Sure, I’m aware of this distinction. I’m asking what are the power dynamics between Asian Buddhists and random American businessmen hypocritically adopting Buddhism? They don’t even live in the same countries, and there is not any colonial relationship or other power relationship between them as far as I can tell, so what makes one “majority”?

Sure, in general, the West has exploited Asia many times throughout history; is this the only reason? If so, then wouldn’t any cultural exchange whatsoever between Asia and the West count as appropriation?

> "colonialism" refers to extracting

This is a really vague and ahistorical definition of colonialism that seems made up to justify your point, but anyway, nothing has been “extracted” — people in traditionally Buddhist cultures have the same access to the same Buddhism that they did before. Unlike actual historical colonialism in which physical resources are stolen, people are forced to work, traditional culture is banned or heavily distorted in the places where it’s practiced, and so on.


I’ve heard the power dynamics argument before and admittedly it’s never held much weight for me. There are just too many edge cases for a heuristic like that to make any sense, in my mind.

So culturally powerless people may extract from culturally powerful people until what point? If a Ukrainian appropriates a part of Russian culture to be their own, who is the victim here? Recently, being Ukrainian has become a much more respected cultural identity than being a Russian, does that mean the power dynamic has shifted?

The more you pick away at the idea of cultural appropriation, you realize that the rules people set out for it make very little sense outside of the egregious examples of something like headdresses at Coachella, etc. My personal rule is just not to disrespect people and parts of their culture they find important. The color of my skin or the actions of either of our ancestors shouldn’t play into it, IMO.


> My personal rule is just not to disrespect people and parts of their culture they find important.

What even is named by the word “disrespect”?

Is disrespecting me just any behavior that I call “disrespectful”?

Seems like bullshit to me.


To me, disrespecting you is any behaviour which _I_ find disrespectful. If I was mistaken, I'd apologize. I can't control how you feel, burrows, I can only control what I say.


> My personal rule is just not to disrespect people and parts of their culture they find important

In the Simbari culture, it is considered important for young boys to be taken away from their families, be beaten and forced to fellate the older members of the tribe.

Does your personal rule of not disrespecting "people and parts of their culture" hold in their case?

Link: https://en.wikipedia.org/wiki/Simbari_people


In Hebrew culture, it is considered important to remove part of the genitals of an infant boy in a long and bloody ceremony. Personally I'd never subjugate myself or my kin to it, but I know plenty of Jewish people and have never tried to debate them about it.

If a Simbari person wanted to have an earnest discussion about whether the practice you're describing was acceptable, I'd of course tell them that I think it's barbaric and insane. But if you're asking whether I'd seek out Simbari people out to tell them I feel that way? No, I would not.

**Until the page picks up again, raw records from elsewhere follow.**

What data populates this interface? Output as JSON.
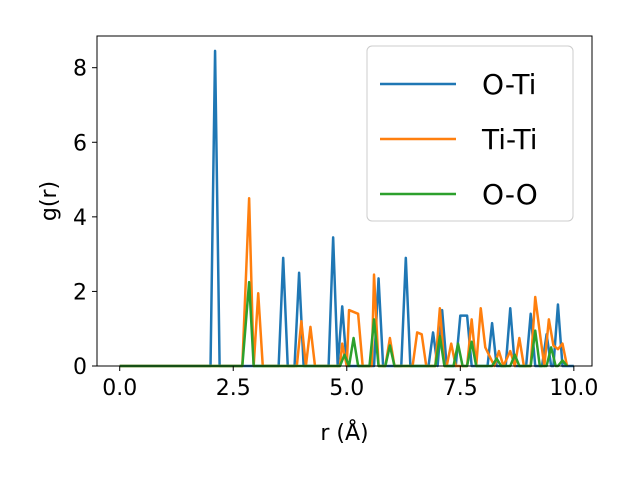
{
  "chart_data": {
    "type": "line",
    "xlabel": "r (Å)",
    "ylabel": "g(r)",
    "xlim": [
      -0.5,
      10.4
    ],
    "ylim": [
      0,
      8.85
    ],
    "xticks": [
      "0.0",
      "2.5",
      "5.0",
      "7.5",
      "10.0"
    ],
    "yticks": [
      "0",
      "2",
      "4",
      "6",
      "8"
    ],
    "legend_position": "top-right",
    "grid": false,
    "series": [
      {
        "name": "O-Ti",
        "color": "#1f77b4",
        "points": [
          [
            0.0,
            0.0
          ],
          [
            2.0,
            0.0
          ],
          [
            2.1,
            8.45
          ],
          [
            2.2,
            0.0
          ],
          [
            3.5,
            0.0
          ],
          [
            3.6,
            2.9
          ],
          [
            3.7,
            0.0
          ],
          [
            3.85,
            0.0
          ],
          [
            3.95,
            2.5
          ],
          [
            4.05,
            0.0
          ],
          [
            4.6,
            0.0
          ],
          [
            4.7,
            3.45
          ],
          [
            4.8,
            0.0
          ],
          [
            4.9,
            1.6
          ],
          [
            5.0,
            0.0
          ],
          [
            5.6,
            0.0
          ],
          [
            5.7,
            2.35
          ],
          [
            5.8,
            0.0
          ],
          [
            6.2,
            0.0
          ],
          [
            6.3,
            2.9
          ],
          [
            6.4,
            0.0
          ],
          [
            6.8,
            0.0
          ],
          [
            6.9,
            0.9
          ],
          [
            7.0,
            0.0
          ],
          [
            7.1,
            1.5
          ],
          [
            7.2,
            0.0
          ],
          [
            7.4,
            0.0
          ],
          [
            7.5,
            1.35
          ],
          [
            7.65,
            1.35
          ],
          [
            7.75,
            0.0
          ],
          [
            8.1,
            0.0
          ],
          [
            8.2,
            1.15
          ],
          [
            8.3,
            0.0
          ],
          [
            8.5,
            0.0
          ],
          [
            8.6,
            1.55
          ],
          [
            8.7,
            0.0
          ],
          [
            8.95,
            0.0
          ],
          [
            9.05,
            1.4
          ],
          [
            9.15,
            0.0
          ],
          [
            9.3,
            0.0
          ],
          [
            9.4,
            0.85
          ],
          [
            9.5,
            0.0
          ],
          [
            9.55,
            0.0
          ],
          [
            9.65,
            1.65
          ],
          [
            9.75,
            0.0
          ],
          [
            10.0,
            0.0
          ]
        ]
      },
      {
        "name": "Ti-Ti",
        "color": "#ff7f0e",
        "points": [
          [
            0.0,
            0.0
          ],
          [
            2.7,
            0.0
          ],
          [
            2.85,
            4.5
          ],
          [
            2.95,
            0.0
          ],
          [
            3.05,
            1.95
          ],
          [
            3.15,
            0.0
          ],
          [
            3.9,
            0.0
          ],
          [
            4.0,
            1.2
          ],
          [
            4.1,
            0.0
          ],
          [
            4.2,
            1.05
          ],
          [
            4.3,
            0.0
          ],
          [
            4.85,
            0.0
          ],
          [
            4.9,
            0.6
          ],
          [
            5.0,
            0.0
          ],
          [
            5.05,
            1.5
          ],
          [
            5.25,
            1.4
          ],
          [
            5.35,
            0.0
          ],
          [
            5.55,
            0.0
          ],
          [
            5.6,
            2.45
          ],
          [
            5.7,
            0.0
          ],
          [
            5.85,
            0.0
          ],
          [
            5.95,
            0.75
          ],
          [
            6.05,
            0.0
          ],
          [
            6.45,
            0.0
          ],
          [
            6.55,
            0.9
          ],
          [
            6.65,
            0.85
          ],
          [
            6.75,
            0.0
          ],
          [
            6.95,
            0.0
          ],
          [
            7.05,
            1.55
          ],
          [
            7.15,
            0.0
          ],
          [
            7.2,
            0.0
          ],
          [
            7.3,
            0.6
          ],
          [
            7.4,
            0.0
          ],
          [
            7.65,
            0.0
          ],
          [
            7.75,
            1.25
          ],
          [
            7.85,
            0.0
          ],
          [
            7.95,
            1.55
          ],
          [
            8.05,
            0.5
          ],
          [
            8.15,
            0.25
          ],
          [
            8.25,
            0.0
          ],
          [
            8.35,
            0.4
          ],
          [
            8.45,
            0.0
          ],
          [
            8.6,
            0.4
          ],
          [
            8.7,
            0.0
          ],
          [
            8.8,
            0.75
          ],
          [
            8.9,
            0.0
          ],
          [
            9.05,
            0.0
          ],
          [
            9.15,
            1.85
          ],
          [
            9.25,
            0.9
          ],
          [
            9.35,
            0.0
          ],
          [
            9.45,
            1.25
          ],
          [
            9.55,
            0.55
          ],
          [
            9.65,
            0.45
          ],
          [
            9.75,
            0.6
          ],
          [
            9.85,
            0.0
          ]
        ]
      },
      {
        "name": "O-O",
        "color": "#2ca02c",
        "points": [
          [
            0.0,
            0.0
          ],
          [
            2.7,
            0.0
          ],
          [
            2.85,
            2.25
          ],
          [
            2.95,
            0.0
          ],
          [
            4.85,
            0.0
          ],
          [
            4.95,
            0.3
          ],
          [
            5.05,
            0.0
          ],
          [
            5.15,
            0.75
          ],
          [
            5.25,
            0.0
          ],
          [
            5.5,
            0.0
          ],
          [
            5.6,
            1.25
          ],
          [
            5.7,
            0.0
          ],
          [
            5.85,
            0.0
          ],
          [
            5.95,
            0.55
          ],
          [
            6.05,
            0.0
          ],
          [
            6.95,
            0.0
          ],
          [
            7.05,
            0.8
          ],
          [
            7.15,
            0.0
          ],
          [
            7.35,
            0.0
          ],
          [
            7.45,
            0.6
          ],
          [
            7.55,
            0.0
          ],
          [
            7.65,
            0.0
          ],
          [
            7.75,
            0.65
          ],
          [
            7.85,
            0.0
          ],
          [
            8.2,
            0.0
          ],
          [
            8.3,
            0.2
          ],
          [
            8.4,
            0.0
          ],
          [
            8.6,
            0.0
          ],
          [
            8.7,
            0.3
          ],
          [
            8.8,
            0.0
          ],
          [
            9.05,
            0.0
          ],
          [
            9.15,
            0.95
          ],
          [
            9.25,
            0.0
          ],
          [
            9.4,
            0.0
          ],
          [
            9.5,
            0.5
          ],
          [
            9.6,
            0.0
          ],
          [
            9.65,
            0.0
          ],
          [
            9.75,
            0.15
          ],
          [
            9.85,
            0.0
          ]
        ]
      }
    ]
  }
}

So my heuristic holds true, but I do appreciate the gotcha :)


> "majority" and "minority" are never about raw numbers but power dynamics.

So the concept "minority rule" is a contradiction in terms, since if a group rules it's per definition the majority?


If you are talking about power, it is an oxymoron.

If you are talking about numbers, it is not.

In this context it's the first.


The whole concept is absurd, reading Wikipedia won't fix that.